Some YECs believe that the term 'ha-shamayim' (vs. 1, 9, etc.) in Genesis 1 is just a way of saying 'shamayim' (v. 8 only, and Gen 2:4b). So they claim that the phrase 'in the raqia ha-shamayim' regarding the luminaries is just an equation reminding the reader or hearer that 'God called the raqia “shamayim”' (v. 8).
But, in the account, it is self-evident that the 'ha-' prefix used for 'ha-erets' is not referring to the same exact thing as it refers to by 'erets' without the prefix. In fact, in Genesis 1 and 2 combined, there are at least five distinct words each of which strictly refers to a distinct thing regarding the general idea of 'that which is underfoot'. There is one term for 'dust' or particles ('apar', Gen 2:7); another term is for such things as land regions and land-versus seas ('erets'); another term is for dirt as a kind or range of thing ('adama' and 'ha-adama'); there is another term specifically for 'dry ground' as opposed to submerged by water ('yabbashah'); and there is a term specifically for 'the entire Earth', as in planet Earth ('ha-erets').
The account makes little sense in all these terms if we ignore them all and reduce them to one undifferentiated word, such as 'earth', and let the context alone help us determine which exact thing is meant in each instance. So it makes even less sense to 'conceptually' so reduce them, since the account uses all of them. Are they all just different words for the same exact thing? If that is so, then the account is therein engaging in a nearly-useless kind of variety---as if the account would be boring without it. But, if that is the case, then the account is too much like a simplistic Fairy Tale, only one that uses a nearly useless variety of words for the same exact thing. But it self-evidently does not so use this variety of terms for things 'underfoot'. This is self evident to anyone who bothers to read the Hebrew text with its self-evidently different things in mind.
Also, Genesis 2:4a uses only 'ha-shamayim' and 'ha-erets, while 2:4b uses only 'shamayim' and 'erets'. It would be useless if this were a parallelism of near or exact equivalence, and not a parallelism of relationality between distinct things. Parallels of relationality between distinct things are such as 'man and husband'; 'husband and wife'; 'planet and land masses'; 'general sky and special, atmospheric sky'.
Indeed, Genesis 1 is overall about the planet and the cosmos, and Genesis 2 about only the land mass on which humans abide. So the idea of parallelism of relationality between distinct things makes the far better sense of Genesis 2:4 than does parallelism of near or exact equivalence. In other words, this verse thereby best affirms, and distinguishes between, Genesis 1 and 2. In fact, in this way, the reader or hearer is given to expect that Genesis 2 is about only that---and is not, as many skeptics claim, an unexpectedly alternate and contrary account of how God created everything.
So it would be odd, to say the least, if the referent in Genesis 1 for 'ha-shamayim' and 'shamayim' were exactly the same. It especially would be odd if it were either the physical spatial dimension or a merely generalistic 'sky'; or, depending purely on 'context', if it were the luminary realm as distinct from that where the weather happens, or vice versa. This is because of something that Faulkner reasons on the account: God, on the one hand,
(A) would
not have burdened the ancient Hebrews with a concept to which they supposedly cannot have related, the geometrically cosmic thinness of Earth's breathable air,
and, on the other hand,
(B)
did exactly that for some entirely non-intuitive and esoteric physical cosmological object (an effective shell of water surrounding the total body of stars and galaxies).
This is a most stark double standard.

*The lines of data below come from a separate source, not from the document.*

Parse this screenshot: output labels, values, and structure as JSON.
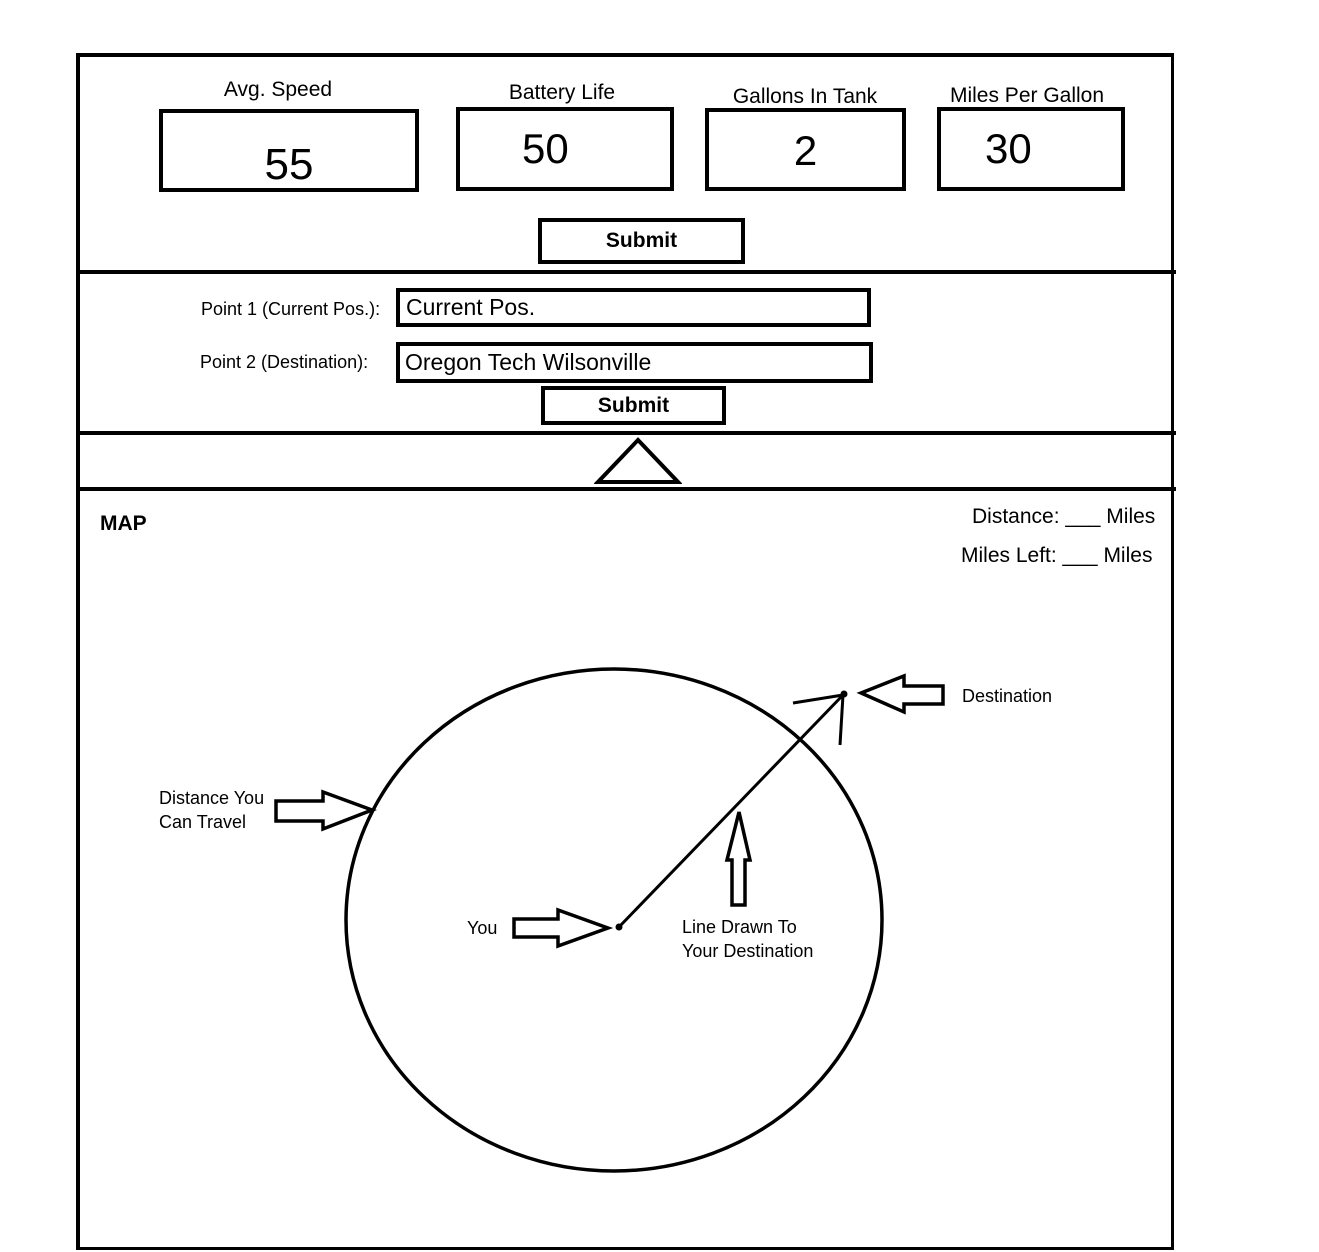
{
  "metrics": [
    {
      "label": "Avg. Speed",
      "value": "55"
    },
    {
      "label": "Battery Life",
      "value": "50"
    },
    {
      "label": "Gallons In Tank",
      "value": "2"
    },
    {
      "label": "Miles Per Gallon",
      "value": "30"
    }
  ],
  "metrics_submit": "Submit",
  "route": {
    "point1_label": "Point 1 (Current Pos.):",
    "point1_value": "Current Pos.",
    "point2_label": "Point 2 (Destination):",
    "point2_value": "Oregon Tech Wilsonville",
    "submit": "Submit"
  },
  "map": {
    "title": "MAP",
    "distance_label": "Distance:",
    "distance_blank": "___",
    "distance_unit": "Miles",
    "miles_left_label": "Miles Left:",
    "miles_left_blank": "___",
    "miles_left_unit": "Miles",
    "annotations": {
      "destination": "Destination",
      "range_line1": "Distance You",
      "range_line2": "Can Travel",
      "you": "You",
      "line_line1": "Line Drawn To",
      "line_line2": "Your Destination"
    }
  },
  "icons": {
    "collapse_toggle": "triangle-up-icon"
  }
}
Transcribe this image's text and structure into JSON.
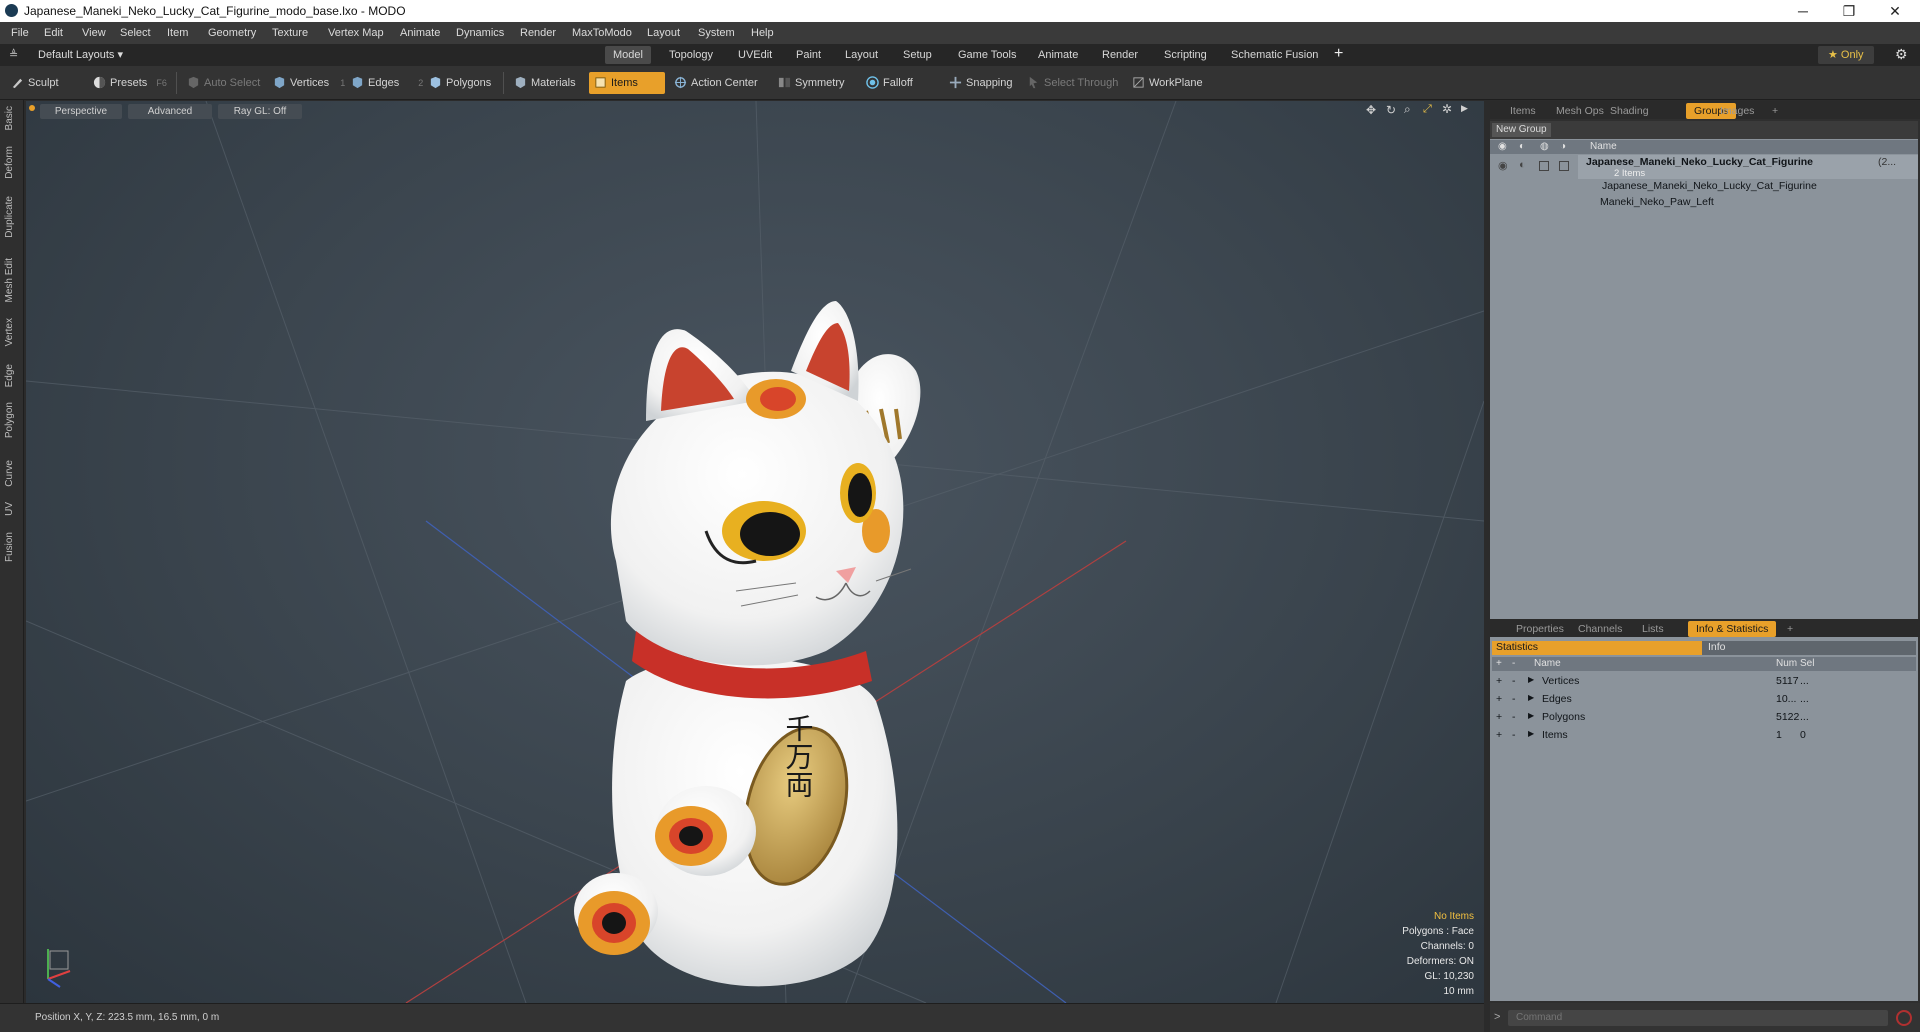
{
  "window": {
    "title": "Japanese_Maneki_Neko_Lucky_Cat_Figurine_modo_base.lxo - MODO",
    "controls": [
      "─",
      "❐",
      "✕"
    ]
  },
  "menu": [
    "File",
    "Edit",
    "View",
    "Select",
    "Item",
    "Geometry",
    "Texture",
    "Vertex Map",
    "Animate",
    "Dynamics",
    "Render",
    "MaxToModo",
    "Layout",
    "System",
    "Help"
  ],
  "layoutbar": {
    "default_layouts": "Default Layouts ▾",
    "tabs": [
      "Model",
      "Topology",
      "UVEdit",
      "Paint",
      "Layout",
      "Setup",
      "Game Tools",
      "Animate",
      "Render",
      "Scripting",
      "Schematic Fusion"
    ],
    "active_tab": "Model",
    "add": "+",
    "only": "★  Only"
  },
  "toolbar": {
    "sculpt": "Sculpt",
    "presets": "Presets",
    "presets_key": "F6",
    "auto_select": "Auto Select",
    "vertices": "Vertices",
    "vertices_count": "1",
    "edges": "Edges",
    "edges_count": "2",
    "polygons": "Polygons",
    "materials": "Materials",
    "items": "Items",
    "action_center": "Action Center",
    "symmetry": "Symmetry",
    "falloff": "Falloff",
    "snapping": "Snapping",
    "select_through": "Select Through",
    "workplane": "WorkPlane"
  },
  "lefttabs": [
    "Basic",
    "Deform",
    "Duplicate",
    "Mesh Edit",
    "Vertex",
    "Edge",
    "Polygon",
    "Curve",
    "UV",
    "Fusion"
  ],
  "viewport": {
    "perspective": "Perspective",
    "advanced": "Advanced",
    "raygl": "Ray GL: Off",
    "overlay": {
      "no_items": "No Items",
      "polygons": "Polygons : Face",
      "channels": "Channels: 0",
      "deformers": "Deformers: ON",
      "gl": "GL: 10,230",
      "scale": "10 mm"
    },
    "coin_text": "千万両"
  },
  "groups_panel": {
    "tabs": [
      "Items",
      "Mesh Ops",
      "Shading",
      "Groups",
      "Images",
      "+"
    ],
    "active_tab": "Groups",
    "new_group": "New Group",
    "col_name": "Name",
    "group_name": "Japanese_Maneki_Neko_Lucky_Cat_Figurine",
    "group_suffix": "(2...",
    "group_count": "2 Items",
    "children": [
      "Japanese_Maneki_Neko_Lucky_Cat_Figurine",
      "Maneki_Neko_Paw_Left"
    ]
  },
  "stats_panel": {
    "tabs": [
      "Properties",
      "Channels",
      "Lists",
      "Info & Statistics",
      "+"
    ],
    "active_tab": "Info & Statistics",
    "sub_statistics": "Statistics",
    "sub_info": "Info",
    "col_name": "Name",
    "col_num": "Num",
    "col_sel": "Sel",
    "rows": [
      {
        "name": "Vertices",
        "num": "5117",
        "sel": "..."
      },
      {
        "name": "Edges",
        "num": "10...",
        "sel": "..."
      },
      {
        "name": "Polygons",
        "num": "5122",
        "sel": "..."
      },
      {
        "name": "Items",
        "num": "1",
        "sel": "0"
      }
    ]
  },
  "status": {
    "position": "Position X, Y, Z:   223.5 mm, 16.5 mm, 0 m",
    "command_prompt": ">",
    "command_placeholder": "Command"
  }
}
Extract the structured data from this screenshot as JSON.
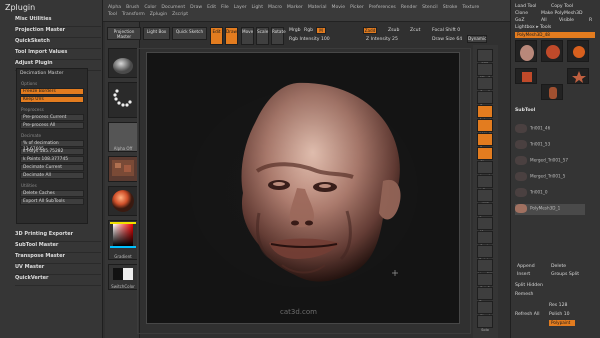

It also does so by invoking the lesser value (mere physical constituency) at the expense of the greater value (Divine Design, even of that same constituency). One could be forgiven for thinking that Faulkner* would be happy if Genesis 1 were entirely about 'cosmic physics', that is, so that the Bible contained
no account of the creation of the Earth's ecology.
*Faulkner, D. (2016). Thoughts on the
rāqîa‘ and a Possible Explanation for the Cosmic Microwave Background.
Answers Research Journal 9 (2016):57-65.